No conseguía abrir la puerta del apartamento. La llave entraba en la cerradura pero no podía girarla. Lo intenté durante un buen rato. Ya no estaba borracho pero era como si no pensara con la cabeza, como si mis pensamientos flotaran en alguna parte por encima de mí. Probé todas las llaves de mi llavero, incluso la de mi piso en Suiza y la de la maleta, que siempre llevo conmigo. Tenía que ganar tiempo. Luego pensé que Agnes había cambiado la cerradura mientras yo estaba fuera o que algún borracho imbécil había metido algo en el agujero. O que Agnes había dejado la llave puesta por dentro, adrede o por despiste. Toqué el timbre. Pasaron unos minutos y volví a llamar una segunda y una tercera vez. Por fin la puerta se abrió una rendija, hasta donde la cadena de seguridad lo permitía. Un japonés en albornoz blanco me miró despavorido. Enseguida me di cuenta de mi error.

—Creo que me he equivocado de planta —dije—, lo lamento profundamente.

El japonés asintió con la cabeza sin mover un músculo de la cara y cerró la puerta sin decir palabra.

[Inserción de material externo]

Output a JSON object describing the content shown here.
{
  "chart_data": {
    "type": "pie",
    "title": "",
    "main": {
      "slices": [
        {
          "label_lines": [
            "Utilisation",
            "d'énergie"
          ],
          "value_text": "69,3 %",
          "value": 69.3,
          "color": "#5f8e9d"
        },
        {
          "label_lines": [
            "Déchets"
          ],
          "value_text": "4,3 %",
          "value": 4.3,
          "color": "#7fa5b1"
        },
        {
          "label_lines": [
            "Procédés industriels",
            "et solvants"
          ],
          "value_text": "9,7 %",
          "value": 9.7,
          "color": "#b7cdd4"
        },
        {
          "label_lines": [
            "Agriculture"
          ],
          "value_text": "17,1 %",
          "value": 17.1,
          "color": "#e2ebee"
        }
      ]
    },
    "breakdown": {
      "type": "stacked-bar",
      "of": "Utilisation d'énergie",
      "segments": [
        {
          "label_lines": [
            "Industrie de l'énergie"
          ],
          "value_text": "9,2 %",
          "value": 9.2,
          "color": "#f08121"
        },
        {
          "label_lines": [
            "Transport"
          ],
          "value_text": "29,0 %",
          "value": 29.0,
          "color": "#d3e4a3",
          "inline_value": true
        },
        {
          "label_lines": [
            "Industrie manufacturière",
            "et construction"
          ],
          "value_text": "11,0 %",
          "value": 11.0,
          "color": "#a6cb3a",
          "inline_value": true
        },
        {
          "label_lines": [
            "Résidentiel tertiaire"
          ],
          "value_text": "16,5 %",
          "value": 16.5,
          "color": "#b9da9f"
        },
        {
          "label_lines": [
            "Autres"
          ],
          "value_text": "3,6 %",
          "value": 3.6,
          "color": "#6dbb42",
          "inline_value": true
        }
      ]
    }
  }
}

Me hallaba una planta más abajo. Subí por las escaleras. Estaban iluminadas día y noche para casos de emergencia. Me senté en un peldaño. En el hueco del ascensor oí pasar el camarín, y me pregunté a quién catapultaría a las alturas o al abismo a tan pocos metros de mí. En el año que llevaba viviendo en el Doral Plaza no había conocido a nadie salvo al dependiente de la tienda de abajo. Y de él tampoco sabía nada, excepto que siempre parecía estar ahí y que era aficionado a los chistes verdes y a las escabrosidades. Me trataba como si compartiéramos un secreto, como si fuéramos viejos amigos, me guiñaba un ojo y me echaba indirectas que yo no comprendía. Pero en realidad me resultaba tan extraño como la gente que veía de tarde en tarde en el vestíbulo y de la que ni siquiera sabía si eran vecinos del edificio o sólo estaban de visita. Al fin se hizo el silencio, el ascensor había dejado de moverse, y yo me levanté y seguí subiendo.